14. RECOVERY OF COSTS: The Customer shall pay all costs and expenses (including legal costs on an indemnity basis) incurred by
ALTIMATE or its agents in respect of the Customer in relation to the collection of debts, the possession of goods or otherwise.


(a) ALTIMATE may at its discretion arrange delivery of goods to the Customer at the Customer’s cost and risk.

(b) ALTIMATE shall not be liable for any loss, damage or delay occasioned to the Customer or its customers arising from late or
non-delivery of the goods.

16. OTHER TERMS: The Customer may not impose its own terms and conditions of purchase on ALTIMATE.

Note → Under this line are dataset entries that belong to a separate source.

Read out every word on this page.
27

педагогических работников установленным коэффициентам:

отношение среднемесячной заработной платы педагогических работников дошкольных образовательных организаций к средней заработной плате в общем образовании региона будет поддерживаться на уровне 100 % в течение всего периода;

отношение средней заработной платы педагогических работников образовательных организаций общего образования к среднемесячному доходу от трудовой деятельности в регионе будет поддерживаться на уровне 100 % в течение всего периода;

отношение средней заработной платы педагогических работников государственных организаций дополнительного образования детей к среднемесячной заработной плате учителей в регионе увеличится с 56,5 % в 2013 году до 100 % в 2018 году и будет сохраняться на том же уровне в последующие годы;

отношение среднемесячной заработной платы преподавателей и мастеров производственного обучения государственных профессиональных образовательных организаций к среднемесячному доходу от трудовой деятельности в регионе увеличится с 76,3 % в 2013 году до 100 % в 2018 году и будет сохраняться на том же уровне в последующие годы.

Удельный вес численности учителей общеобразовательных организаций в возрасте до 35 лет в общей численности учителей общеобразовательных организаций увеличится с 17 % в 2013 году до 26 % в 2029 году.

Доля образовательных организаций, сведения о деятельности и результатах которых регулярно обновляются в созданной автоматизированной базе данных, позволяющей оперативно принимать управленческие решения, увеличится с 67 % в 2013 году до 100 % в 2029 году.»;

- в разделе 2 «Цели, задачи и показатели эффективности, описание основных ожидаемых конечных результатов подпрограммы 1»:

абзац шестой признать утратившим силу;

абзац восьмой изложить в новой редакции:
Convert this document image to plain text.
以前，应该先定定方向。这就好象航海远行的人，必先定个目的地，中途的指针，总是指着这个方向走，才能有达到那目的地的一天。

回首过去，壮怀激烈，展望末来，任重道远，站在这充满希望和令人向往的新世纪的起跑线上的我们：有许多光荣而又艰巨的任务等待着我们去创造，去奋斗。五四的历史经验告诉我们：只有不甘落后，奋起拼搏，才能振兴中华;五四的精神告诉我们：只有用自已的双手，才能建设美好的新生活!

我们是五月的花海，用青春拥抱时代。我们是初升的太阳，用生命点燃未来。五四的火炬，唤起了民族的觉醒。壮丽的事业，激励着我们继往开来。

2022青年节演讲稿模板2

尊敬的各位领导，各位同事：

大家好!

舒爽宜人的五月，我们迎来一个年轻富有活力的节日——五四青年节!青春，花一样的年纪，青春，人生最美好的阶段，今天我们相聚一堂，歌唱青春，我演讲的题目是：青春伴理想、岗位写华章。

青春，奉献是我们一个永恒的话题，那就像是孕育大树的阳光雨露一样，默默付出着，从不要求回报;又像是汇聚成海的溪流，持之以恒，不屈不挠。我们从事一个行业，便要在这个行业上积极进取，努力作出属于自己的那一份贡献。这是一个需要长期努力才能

17. DEFAULTS: Upon the appointment of an Administrator, Receiver, Receiver and Manager, Liquidator or Trustee in Bankruptcy to the Customer or a breach of any of these Terms by the Customer, ALTIMATE may inter alia retain all moneys paid, cease further deliveries, recover from the Customer any loss of profits arising and/or at ALTIMATE’s election take immediate possession of the goods not paid for without any prejudice to any other rights ALTIMATE may have and without ALTIMATE being liable in any way to
any person.

18. CREDIT INFORMATION: The Customer consents to ALTIMATE (subject to its obligations under the Privacy Act 1988 (Cth)) at any time collecting, using and / or disclosing any information whatsoever about the Customer from or to any person or agency in relation to any investigations as to the creditworthiness of the Customer.

19. NOTICE: The Customer agrees that it shall be deemed to have notice of any change to these Terms when posted by ordinary mail to the address of the Customer by ALTIMATE and three (3) working days have elapsed.